— Поверьте, мой репертуар быстро надоедает. Слегка набив животики, бородачи потянулись к искусству.
В основном звучали длинные эпические песни вроде Хельгиной.
Из этих жемчужин народного творчества солдат узнал многое о жизни славного Страхенцверга. К примеру, сын гнома и человеческой женщины сам был женат и оставил после себя не только гору трупов, но и двух детей. Дочь Страхенцверга родилась гномихой а сын — человеком. Гномиха осталась в пещере и стала предводительницей местного племени маленьких рудокопов. А сын ушел наверх, в королевство Вальденрайх, дав начало роду Страхолюдлих.
Любопытным оказалось и объяснение того, почему укус горбуна превратил похищенную принцессу в оборотня. Дело в том, что будущая мать злейшего в мире карлика сильно болела. Недуг был страшным, практически неизлечимым. А будущий отец Страхенцверга, могущественный колдун и многознатец, всё-таки спас женщину, пересадив ей волчий гипофиз. Она выздоровела, но по полнолуниям стала превращаться в волчицу. Горбун унаследовал эту неприятную особенность. Позже он заметил за собой желание кого-нибудь укусить. Укушенные заражались оборотничеством.

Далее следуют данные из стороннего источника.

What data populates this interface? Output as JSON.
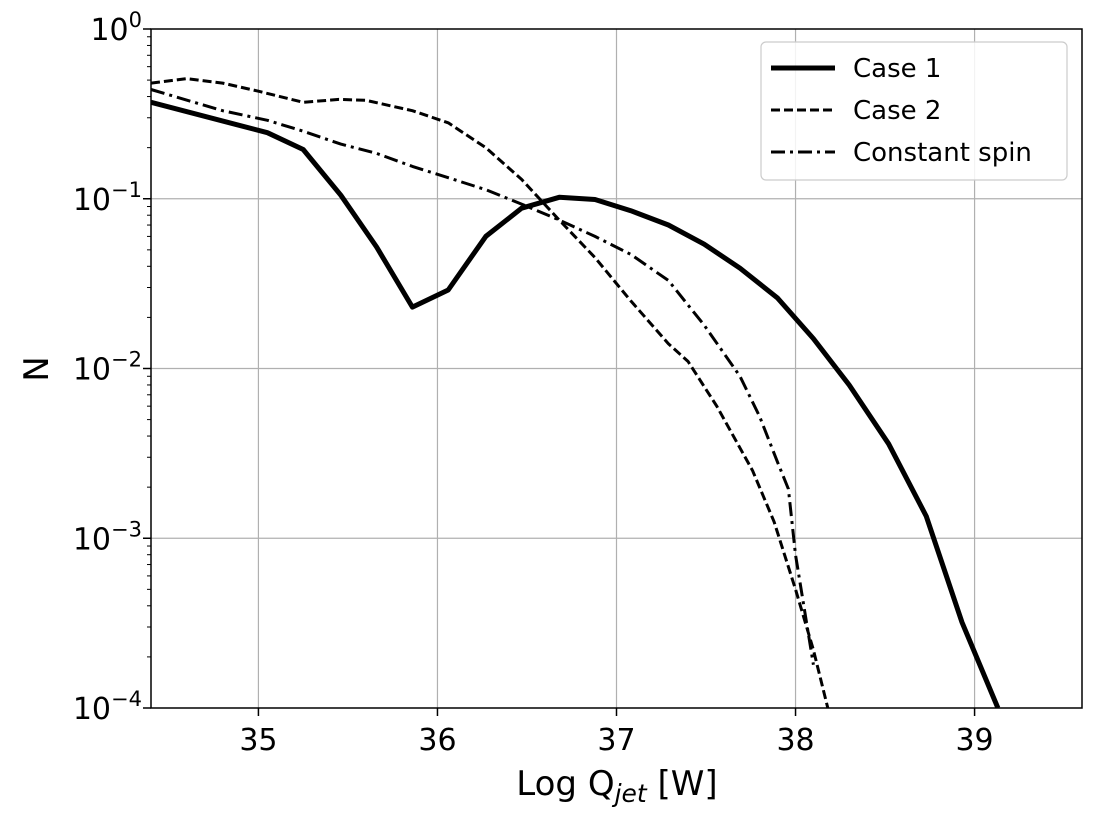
{
  "chart_data": {
    "type": "line",
    "xlabel": {
      "main": "Log Q",
      "sub": "jet",
      "unit": " [W]"
    },
    "ylabel": "N",
    "xlim": [
      34.4,
      39.6
    ],
    "ylim": [
      0.0001,
      1
    ],
    "yscale": "log",
    "grid": true,
    "legend_position": "top-right",
    "xticks": [
      35,
      36,
      37,
      38,
      39
    ],
    "yticks": [
      {
        "value": 0.0001,
        "base": "10",
        "exp": "−4"
      },
      {
        "value": 0.001,
        "base": "10",
        "exp": "−3"
      },
      {
        "value": 0.01,
        "base": "10",
        "exp": "−2"
      },
      {
        "value": 0.1,
        "base": "10",
        "exp": "−1"
      },
      {
        "value": 1,
        "base": "10",
        "exp": "0"
      }
    ],
    "series": [
      {
        "name": "Case 1",
        "style": "solid",
        "x": [
          34.4,
          35.05,
          35.25,
          35.46,
          35.66,
          35.86,
          36.06,
          36.27,
          36.47,
          36.68,
          36.88,
          37.08,
          37.29,
          37.49,
          37.69,
          37.9,
          38.1,
          38.3,
          38.52,
          38.73,
          38.93,
          39.13
        ],
        "y": [
          0.37,
          0.245,
          0.195,
          0.105,
          0.052,
          0.023,
          0.029,
          0.06,
          0.088,
          0.102,
          0.099,
          0.085,
          0.07,
          0.054,
          0.039,
          0.026,
          0.015,
          0.008,
          0.0036,
          0.00135,
          0.00032,
          0.0001
        ]
      },
      {
        "name": "Case 2",
        "style": "dashed",
        "x": [
          34.4,
          34.6,
          34.8,
          35.0,
          35.25,
          35.45,
          35.6,
          35.86,
          36.06,
          36.27,
          36.47,
          36.68,
          36.88,
          37.08,
          37.29,
          37.4,
          37.56,
          37.76,
          37.88,
          38.0,
          38.1,
          38.18
        ],
        "y": [
          0.48,
          0.51,
          0.48,
          0.43,
          0.37,
          0.385,
          0.38,
          0.33,
          0.28,
          0.2,
          0.13,
          0.075,
          0.045,
          0.025,
          0.014,
          0.011,
          0.006,
          0.0025,
          0.00125,
          0.0005,
          0.00022,
          0.0001
        ]
      },
      {
        "name": "Constant spin",
        "style": "dashdot",
        "x": [
          34.4,
          34.8,
          35.05,
          35.25,
          35.46,
          35.66,
          35.86,
          36.06,
          36.27,
          36.47,
          36.68,
          36.88,
          37.08,
          37.29,
          37.49,
          37.69,
          37.8,
          37.9,
          37.96,
          38.0,
          38.1
        ],
        "y": [
          0.44,
          0.33,
          0.29,
          0.25,
          0.21,
          0.185,
          0.155,
          0.133,
          0.113,
          0.093,
          0.075,
          0.06,
          0.047,
          0.033,
          0.018,
          0.009,
          0.0052,
          0.0028,
          0.00195,
          0.0008,
          0.00018
        ]
      }
    ]
  }
}
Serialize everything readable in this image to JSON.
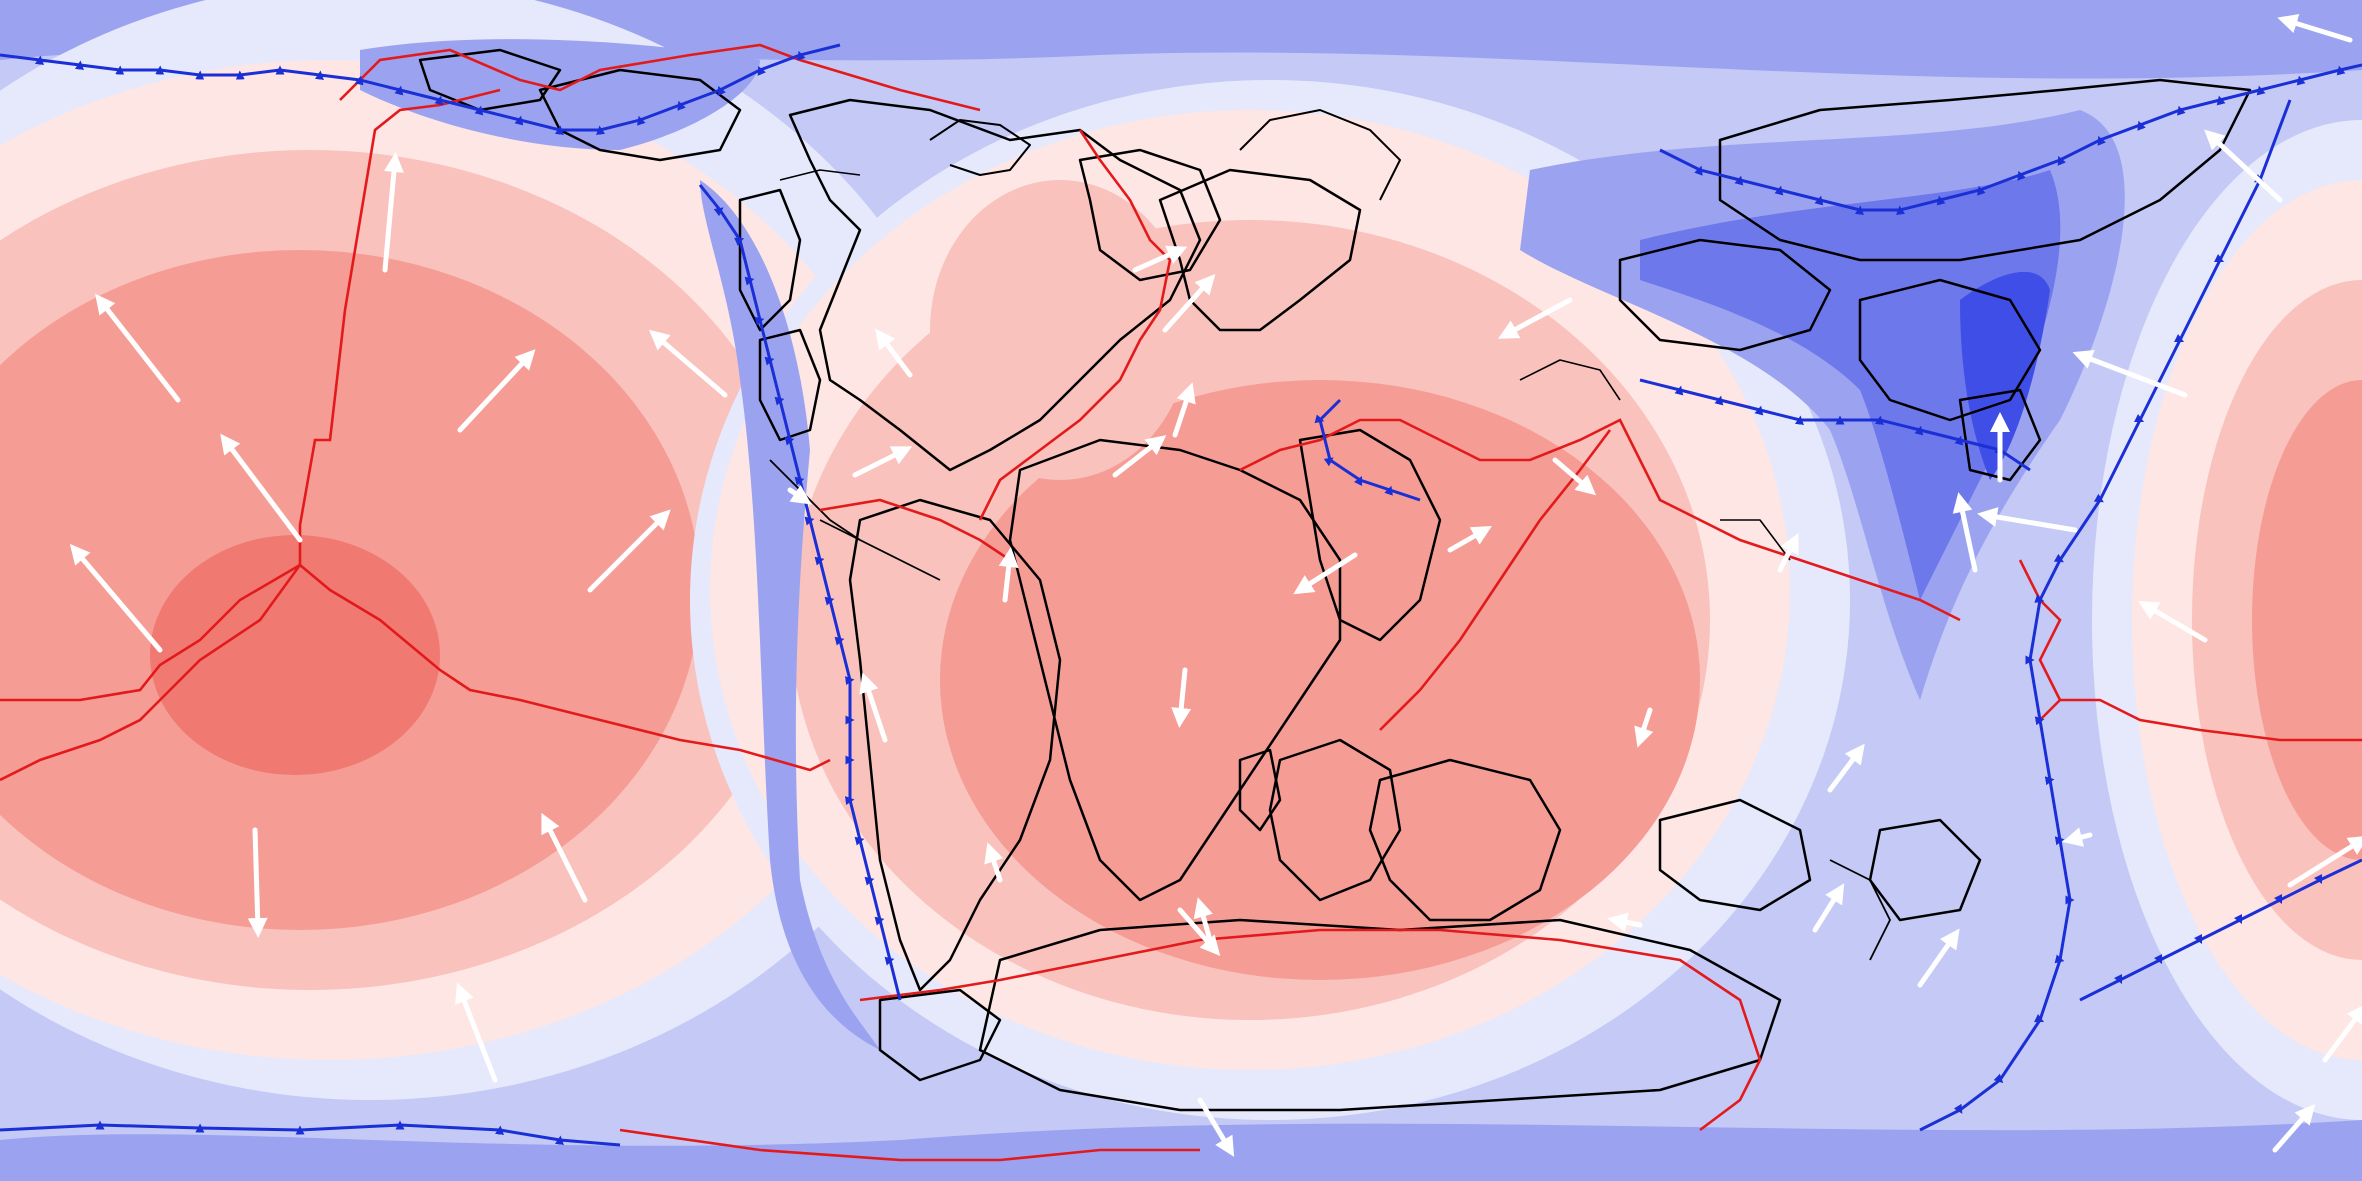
{
  "map": {
    "kind": "global paleogeographic plate reconstruction",
    "projection": "equirectangular",
    "colors": {
      "background": "#ffffff",
      "field_blue_0": "#e6e9fb",
      "field_blue_1": "#c4c9f6",
      "field_blue_2": "#9ba3f0",
      "field_blue_3": "#6d78ea",
      "field_blue_4": "#3f4ee6",
      "field_red_0": "#fde6e4",
      "field_red_1": "#f9c2bd",
      "field_red_2": "#f59c95",
      "field_red_3": "#f07a72",
      "ridge": "#e31a1c",
      "subduction": "#1a2fd6",
      "coastline": "#000000",
      "velocity_arrow": "#ffffff"
    }
  }
}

Еще предок местных бородачей и их подруг отличался редкостной любовью к садизму. На его совести была гибель целого вида драконов — двенадцатиголовых, Страхенцверг охотился только на таких.
Он мог вырезать деревню, спалить город или наслать мор на целую страну, для того чтобы пробудить воображение, испытать вдохновение художника. До конца своих черных дней горбун считал себя именно живописцем, а не сумасбродным палачом…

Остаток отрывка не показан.